📰 Fonti: ansa.it
La libertà di stampa in Italia in declino
Secondo il rapporto di Reporters sans frontières (Rsf), l’Italia è scesa al 56esimo posto su 180 nella classifica globale sulla libertà di stampa, perdendo sette posizioni rispetto al 2025. L’Ong con sede a Parigi evidenzia che la libertà di informazione nel Paese è gravemente minacciata da organizzazioni mafiose, in particolare nel sud, e da gruppi estremisti che ricorrono alla violenza.
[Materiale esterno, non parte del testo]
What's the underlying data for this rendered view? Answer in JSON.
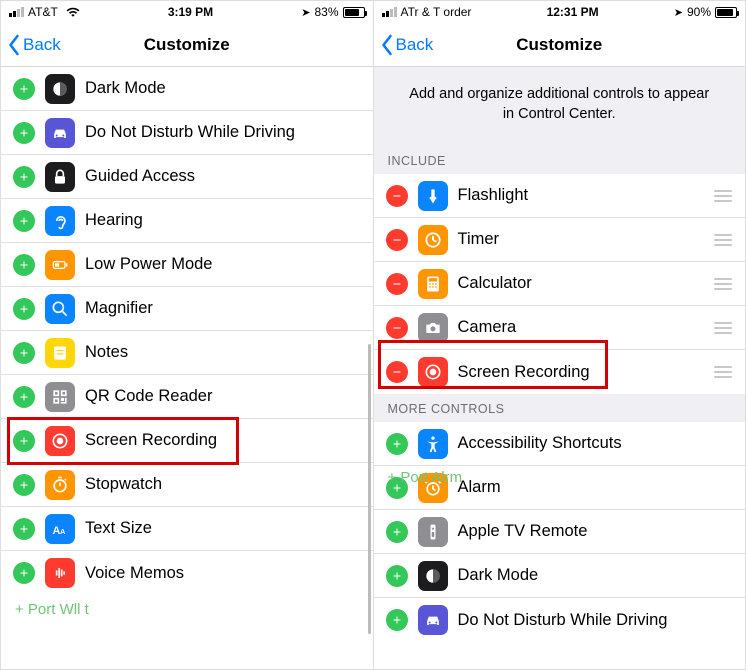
{
  "left": {
    "status": {
      "carrier": "AT&T",
      "time": "3:19 PM",
      "battery_pct": "83%",
      "battery_fill": 83
    },
    "nav": {
      "back": "Back",
      "title": "Customize"
    },
    "items": [
      {
        "label": "Dark Mode",
        "bg": "#1c1c1e",
        "icon": "darkmode"
      },
      {
        "label": "Do Not Disturb While Driving",
        "bg": "#5856d6",
        "icon": "car"
      },
      {
        "label": "Guided Access",
        "bg": "#1c1c1e",
        "icon": "lock"
      },
      {
        "label": "Hearing",
        "bg": "#0a84ff",
        "icon": "ear"
      },
      {
        "label": "Low Power Mode",
        "bg": "#ff9500",
        "icon": "battery"
      },
      {
        "label": "Magnifier",
        "bg": "#0a84ff",
        "icon": "mag"
      },
      {
        "label": "Notes",
        "bg": "#ffd60a",
        "icon": "notes"
      },
      {
        "label": "QR Code Reader",
        "bg": "#8e8e93",
        "icon": "qr"
      },
      {
        "label": "Screen Recording",
        "bg": "#ff3b30",
        "icon": "record"
      },
      {
        "label": "Stopwatch",
        "bg": "#ff9500",
        "icon": "stopwatch"
      },
      {
        "label": "Text Size",
        "bg": "#0a84ff",
        "icon": "textsize"
      },
      {
        "label": "Voice Memos",
        "bg": "#ff3b30",
        "icon": "voice"
      }
    ],
    "watermark": "+ Port Wll t"
  },
  "right": {
    "status": {
      "carrier": "ATr & T order",
      "time": "12:31 PM",
      "battery_pct": "90%",
      "battery_fill": 90
    },
    "nav": {
      "back": "Back",
      "title": "Customize"
    },
    "blurb": "Add and organize additional controls to appear in Control Center.",
    "sect_include": "Include",
    "include": [
      {
        "label": "Flashlight",
        "bg": "#0a84ff",
        "icon": "flash"
      },
      {
        "label": "Timer",
        "bg": "#ff9500",
        "icon": "timer"
      },
      {
        "label": "Calculator",
        "bg": "#ff9500",
        "icon": "calc"
      },
      {
        "label": "Camera",
        "bg": "#8e8e93",
        "icon": "camera"
      },
      {
        "label": "Screen Recording",
        "bg": "#ff3b30",
        "icon": "record"
      }
    ],
    "sect_more": "More Controls",
    "more": [
      {
        "label": "Accessibility Shortcuts",
        "bg": "#0a84ff",
        "icon": "access"
      },
      {
        "label": "Alarm",
        "bg": "#ff9500",
        "icon": "alarm"
      },
      {
        "label": "Apple TV Remote",
        "bg": "#8e8e93",
        "icon": "remote"
      },
      {
        "label": "Dark Mode",
        "bg": "#1c1c1e",
        "icon": "darkmode"
      },
      {
        "label": "Do Not Disturb While Driving",
        "bg": "#5856d6",
        "icon": "car"
      }
    ],
    "watermark": "+ Port Alrm"
  }
}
I giornalisti segnalano un tentativo della classe politica di limitare la libera informazione, specialmente in ambito giudiziario, attraverso una legge bavaglio. Inoltre, le procedure bavaglio esistenti, note come Slapp, pongono ostacoli significativi al lavoro dei professionisti dei media.
Rsf sottolinea che i giornalisti talvolta praticano l’autocensura, sia per le linee editoriali delle loro testate che per timori di azioni legali, inclusi i casi di diffamazione. La situazione è ulteriormente aggravata dalla legge bavaglio approvata dalla maggioranza guidata dal premier Giorgia Meloni.
La Rai, principale emittente pubblica, sta subendo sempre più interferenze politiche, mentre una paralisi legislativa ostacola l’adozione di misure per tutelare la libertà di espressione. Inoltre, la precarietà lavorativa minaccia l’indipendenza del giornalismo, mentre la polarizzazione della società italiana porta a un aumento delle aggressioni contro i giornalisti.
Infine, i giornalisti che indagano su mafia e corruzione sono frequentemente minacciati e aggrediti, con circa venti professionisti attualmente sotto protezione della polizia a causa delle intimidazioni ricevute.